Italy’s La Morte Viene Dallo Spazio (Death Comes from Space) has utterly triumphed with their debut album Trivial Visions! Taking the sound cultivated from their first ep Sky Over Giza, the group expands heavily on their psychedelic songwriting in ways that are truly creative and evolved.
It can be difficult to put this style of music into a category that’s easily understood but that’s what’s so good about it. The closest I could come up with is Trivial Visions is an eclectic/eccentric mix of Pink Floyd and Cirque Du Soleil coming together to create their interpretation of a Psychedelic Black Metal album with Progressive, Doom, and Stoner influences. In addition to the interesting songwriting is a range of fascinating production choices which at first sound a little strange but make sense for the types of sounds employed on the album. There are a lot of whirrings, theremins, samples, distorted motifs, and ambiance. At first, the sound will be jarring as the expected modern Metal tones and production aren’t really present and are replaced with something I could only equate to Spaghetti Sci-Fi Metal (in the same vein as a Spaghetti Western). It would be described as thin in the drums, thick in the bass, growling in the guitar, and drenched in ridiculous amounts of ambient echoes and delays.
The album begins with the instrumental mid-tempo “Lost Horizon” that engulfs the listener with chorused bass tones, delay-laden guitars, and processive percussion, building into a crescendo of Black Metal style riffs and fast kick drums. The sound staging is excellent and dramatic with this opener as it begins with the sparsity of traveling a dark road at night to the helplessness of being abducted by aliens, theremin whirrs ascending and descending all the while.
The transition into the danceable title track “Trivial Visions” picks up right where Horizon left off, this time with a cavernous flute and odd time signatures. After about a minute the track slams into a high-toned distorted bassline paired with a groovy drum pattern while vocalist Melissa Crema recites a story in the background. This is probably where I have a slight problem with the album, her vocals are a little too quiet to make out what she’s singing clearly but at the same time that effect works in a way as it makes her voice a part of the ambiance rather than the lead feature.
“Cursed Invader” and “Oracolo Della Morte” sees the band plateau a little with the main theme of the tracks repeating as an ensemble of motifs, effects and noises flutter about as though the band has descended into the unstructured chaos of a jam session.

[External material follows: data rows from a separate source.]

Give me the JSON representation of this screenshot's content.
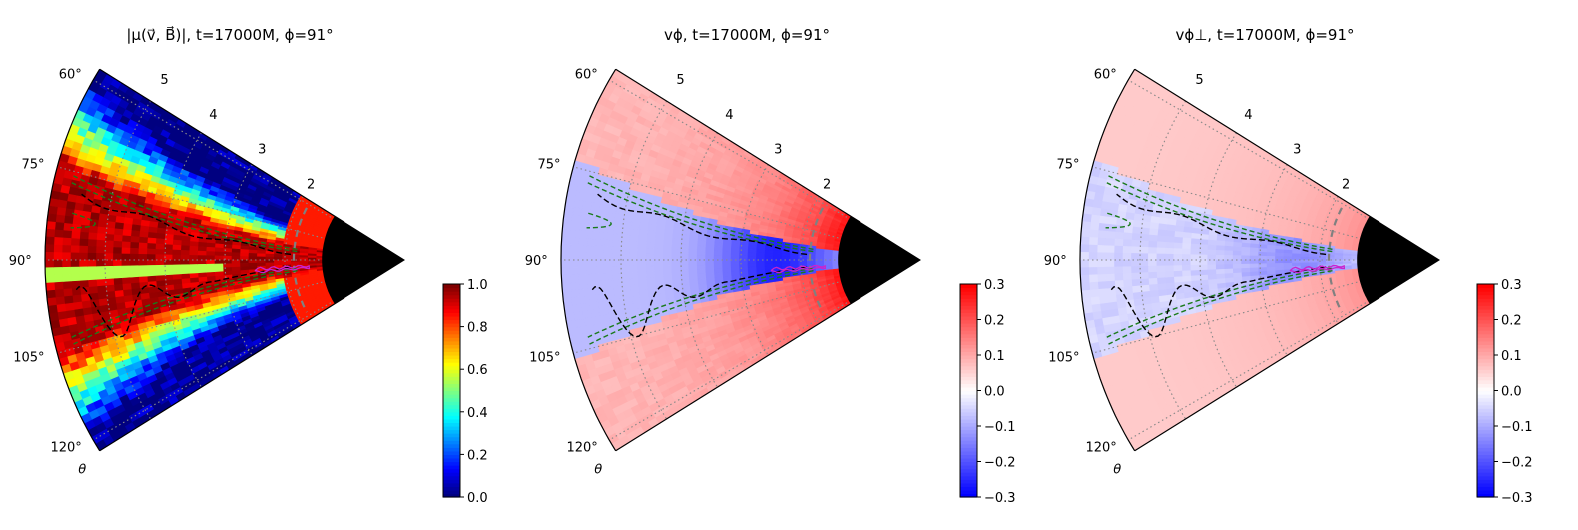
{
  "chart_data": [
    {
      "type": "heatmap",
      "title": "|μ(v⃗, B⃗)|, t=17000M, ϕ=91°",
      "theta_label": "θ",
      "theta_ticks": [
        "60°",
        "75°",
        "90°",
        "105°",
        "120°"
      ],
      "theta_tick_values": [
        60,
        75,
        90,
        105,
        120
      ],
      "r_ticks": [
        "2",
        "3",
        "4",
        "5"
      ],
      "r_tick_values": [
        2,
        3,
        4,
        5
      ],
      "theta_range": [
        58,
        122
      ],
      "r_range": [
        1.2,
        6
      ],
      "grid": true,
      "colormap": "jet",
      "colorbar": {
        "ticks": [
          "0.0",
          "0.2",
          "0.4",
          "0.6",
          "0.8",
          "1.0"
        ],
        "tick_values": [
          0,
          0.2,
          0.4,
          0.6,
          0.8,
          1.0
        ],
        "range": [
          0,
          1
        ]
      }
    },
    {
      "type": "heatmap",
      "title": "vϕ, t=17000M, ϕ=91°",
      "theta_label": "θ",
      "theta_ticks": [
        "60°",
        "75°",
        "90°",
        "105°",
        "120°"
      ],
      "theta_tick_values": [
        60,
        75,
        90,
        105,
        120
      ],
      "r_ticks": [
        "2",
        "3",
        "4",
        "5"
      ],
      "r_tick_values": [
        2,
        3,
        4,
        5
      ],
      "theta_range": [
        58,
        122
      ],
      "r_range": [
        1.2,
        6
      ],
      "grid": true,
      "colormap": "bwr",
      "colorbar": {
        "ticks": [
          "−0.3",
          "−0.2",
          "−0.1",
          "0.0",
          "0.1",
          "0.2",
          "0.3"
        ],
        "tick_values": [
          -0.3,
          -0.2,
          -0.1,
          0,
          0.1,
          0.2,
          0.3
        ],
        "range": [
          -0.3,
          0.3
        ]
      }
    },
    {
      "type": "heatmap",
      "title": "vϕ⊥, t=17000M, ϕ=91°",
      "theta_label": "θ",
      "theta_ticks": [
        "60°",
        "75°",
        "90°",
        "105°",
        "120°"
      ],
      "theta_tick_values": [
        60,
        75,
        90,
        105,
        120
      ],
      "r_ticks": [
        "2",
        "3",
        "4",
        "5"
      ],
      "r_tick_values": [
        2,
        3,
        4,
        5
      ],
      "theta_range": [
        58,
        122
      ],
      "r_range": [
        1.2,
        6
      ],
      "grid": true,
      "colormap": "bwr",
      "colorbar": {
        "ticks": [
          "−0.3",
          "−0.2",
          "−0.1",
          "0.0",
          "0.1",
          "0.2",
          "0.3"
        ],
        "tick_values": [
          -0.3,
          -0.2,
          -0.1,
          0,
          0.1,
          0.2,
          0.3
        ],
        "range": [
          -0.3,
          0.3
        ]
      }
    }
  ],
  "colors": {
    "horizon": "#000000",
    "dashed_black": "#000000",
    "dashed_green": "#1a7a1a",
    "magenta_contour": "#cc22cc",
    "dashed_gray": "#808080",
    "grid": "#888888"
  }
}
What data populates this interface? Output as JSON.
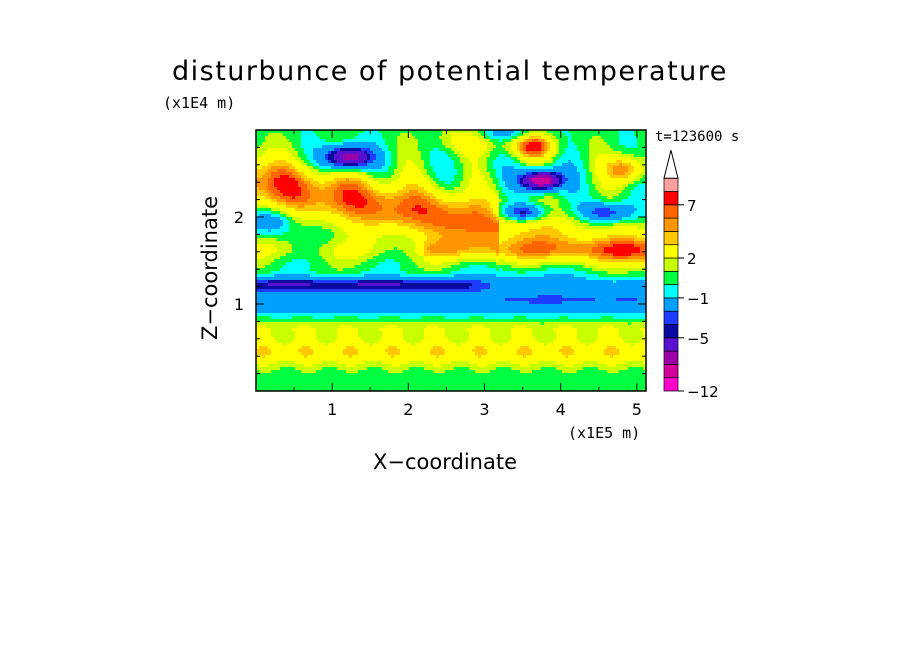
{
  "title": "disturbunce of potential temperature",
  "time_label": "t=123600 s",
  "x_unit": "(x1E5 m)",
  "z_unit": "(x1E4 m)",
  "xlabel": "X−coordinate",
  "ylabel": "Z−coordinate",
  "chart_data": {
    "type": "heatmap",
    "title": "disturbunce of potential temperature",
    "xlabel": "X−coordinate",
    "ylabel": "Z−coordinate",
    "x_unit": "(x1E5 m)",
    "z_unit": "(x1E4 m)",
    "xlim": [
      0,
      5.12
    ],
    "ylim": [
      0,
      3.0
    ],
    "x_ticks": [
      {
        "value": 1,
        "label": "1"
      },
      {
        "value": 2,
        "label": "2"
      },
      {
        "value": 3,
        "label": "3"
      },
      {
        "value": 4,
        "label": "4"
      },
      {
        "value": 5,
        "label": "5"
      }
    ],
    "y_ticks": [
      {
        "value": 1,
        "label": "1"
      },
      {
        "value": 2,
        "label": "2"
      }
    ],
    "colorbar": {
      "levels": [
        -12,
        -10,
        -8,
        -7,
        -5,
        -4,
        -3,
        -1,
        0,
        1,
        2,
        4,
        5,
        6,
        7,
        9,
        10
      ],
      "colors": [
        "#ff00cc",
        "#d4009b",
        "#9c00a8",
        "#5a10d0",
        "#0a0aa0",
        "#1e3cff",
        "#00a0ff",
        "#00ffff",
        "#00ff40",
        "#c8ff00",
        "#ffff00",
        "#ffc800",
        "#ff9600",
        "#ff6400",
        "#ff0000",
        "#ffa0a0"
      ],
      "labels": [
        {
          "value": -12,
          "label": "−12"
        },
        {
          "value": -5,
          "label": "−5"
        },
        {
          "value": -1,
          "label": "−1"
        },
        {
          "value": 2,
          "label": "2"
        },
        {
          "value": 7,
          "label": "7"
        }
      ],
      "extend": "max"
    },
    "field_description": "Layered field: warm bands (yellow to red, 2 to 9) near z 0.3-0.6 and 1.5-2.6; cold band (blue, -5 to -3) near z 1.1-1.3 at x < 2.5; cyan (-1) layer z 0.9-1.4 at x > 2.5; intense cold cores (-8 to -10) near x 1.1, z 2.6 and x 3.7, z 2.4; warm cores up to 9 near x 3.6, z 2.8.",
    "grid": false
  }
}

We are then led to the track “Ashes” that starts to get into doomy territory as the guitars thicken up into a thick fuzz but retains the motifs of sound carried by the previous tracks with the vocals coming back in, ending in a thrashy, cracked af pairing of guitar solos.
From here I’ll quit with the blow-by-blow report of the songs, mainly to save some surprises for potential listeners. Though what is incredible to hear on this release is how far the band has come in its development. Their previous releases were relatively straightforward if a little odd (in a good way). Trivial Visions is an interpretation of many musical styles glued together to make something somewhat unhinged and out of control while at the same time playing by their own rule book, an exercise in how far a band can be pushed creatively.
As much as I loved the album, the only thing I would have liked to have heard is a little less in the way of jamming and more in the way of focused ideas. Tracks like Trivial Visions nail what I’m talking about so hard! Otherwise that critique should be taken lightly as this is one of the most unique albums I’ve heard in the past year. They’re now my favorite Italian band.
It’s Roswell in your speaker system, The aliens have come to probe your ears and probe your… other areas. A truly unique and interesting body of work that deserves the genre I’ve made specifically for it: Spaghetti Sci-Fi Metal.